The Austrian Emperor was already trying to fend off revolutions in Hungary and Vienna itself – revolution really was all over the place.
So the Milanese won. On the fifth of the Five Days, the Austrian troops pulled out of the city.
Taking their cue from Milan, the Venetians then declared independence from Austria as the ‘Republic of San Marco.’
The Austrian Empire was tumbling down. It really ought to have collapsed there and then.
Seeing the north of Italy fighting for its freedom, Charles Albert, the constitutional monarch of Piedmont-Sardinia, declared war on Austria.
It was now, officially, an Italian War of Independence.
All Italians seemed to be uniting for the struggle. Troops were sent north by the Pope and Naples to help fight the Austrians. And famous republican radicals like Giuseppe Garibaldi and Giuseppe Mazzini came home to fight.
Over the summer of 1848, the various Italian armies and volunteers had the Austrians on the back foot.
But it wasn’t to last. The Pope soon abandoned the war, not wanting to antagonise Catholic Austria. As did the King of the Two Sicilies, who’d never been enthusiastic about constitutional rule anyway.
With the rebellions elsewhere in the Austrian Empire under control, reinforcements were sent to Italy, and gradually retook the region.

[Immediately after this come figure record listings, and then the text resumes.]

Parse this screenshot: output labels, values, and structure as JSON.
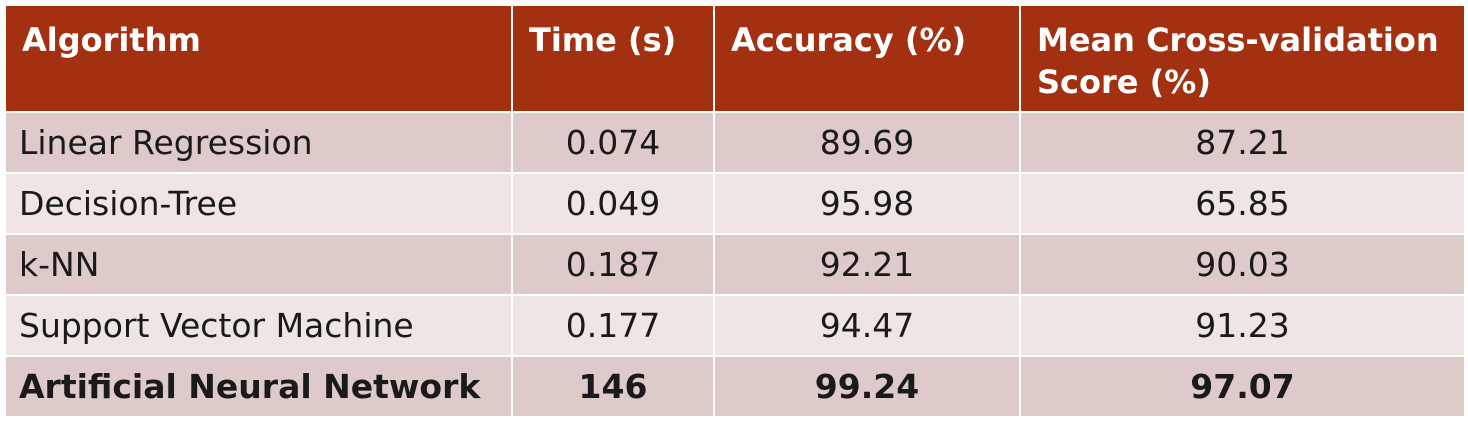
{
  "table": {
    "headers": [
      "Algorithm",
      "Time (s)",
      "Accuracy (%)",
      "Mean Cross-validation Score (%)"
    ],
    "rows": [
      [
        "Linear Regression",
        "0.074",
        "89.69",
        "87.21"
      ],
      [
        "Decision-Tree",
        "0.049",
        "95.98",
        "65.85"
      ],
      [
        "k-NN",
        "0.187",
        "92.21",
        "90.03"
      ],
      [
        "Support Vector Machine",
        "0.177",
        "94.47",
        "91.23"
      ],
      [
        "Artificial Neural Network",
        "146",
        "99.24",
        "97.07"
      ]
    ],
    "highlighted_row": 4,
    "colors": {
      "header_bg": "#a33010",
      "header_text": "#ffffff",
      "row_odd_bg": "#dfcaca",
      "row_even_bg": "#efe5e5"
    }
  }
}
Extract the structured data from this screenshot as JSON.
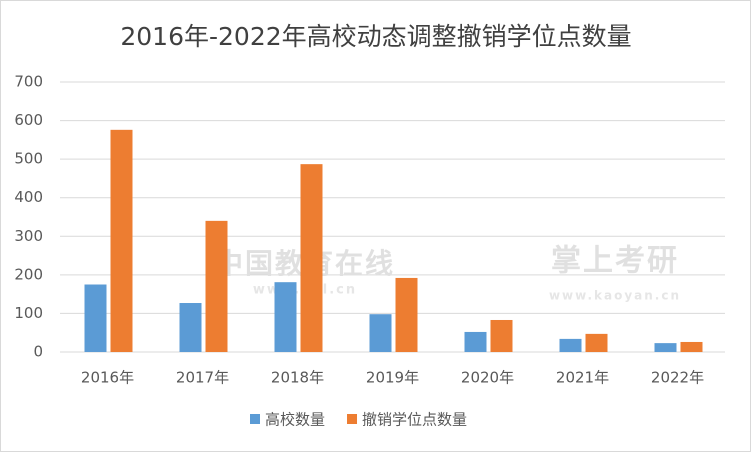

Venice and Milan eventually fell in the summer of 1849. And Piedmont-Sardinia surrendered.
The British Historian GM Trevelyan called 1848 the ‘turning point at which modern history failed to turn.’
The new French Republic was overthrown by Napoleon’s nephew. Hungary was reconquered by Austria and Russia.
And in Italy, the First War of Independence, for all of its radical heroics, was lost.
But the toil and sacrifice was not forgotten. Divided as they were, the Italian peoples had enjoyed a taste of freedom.
The Austrian empire in Italy, and the other absolute monarchs too, were living on borrowed time.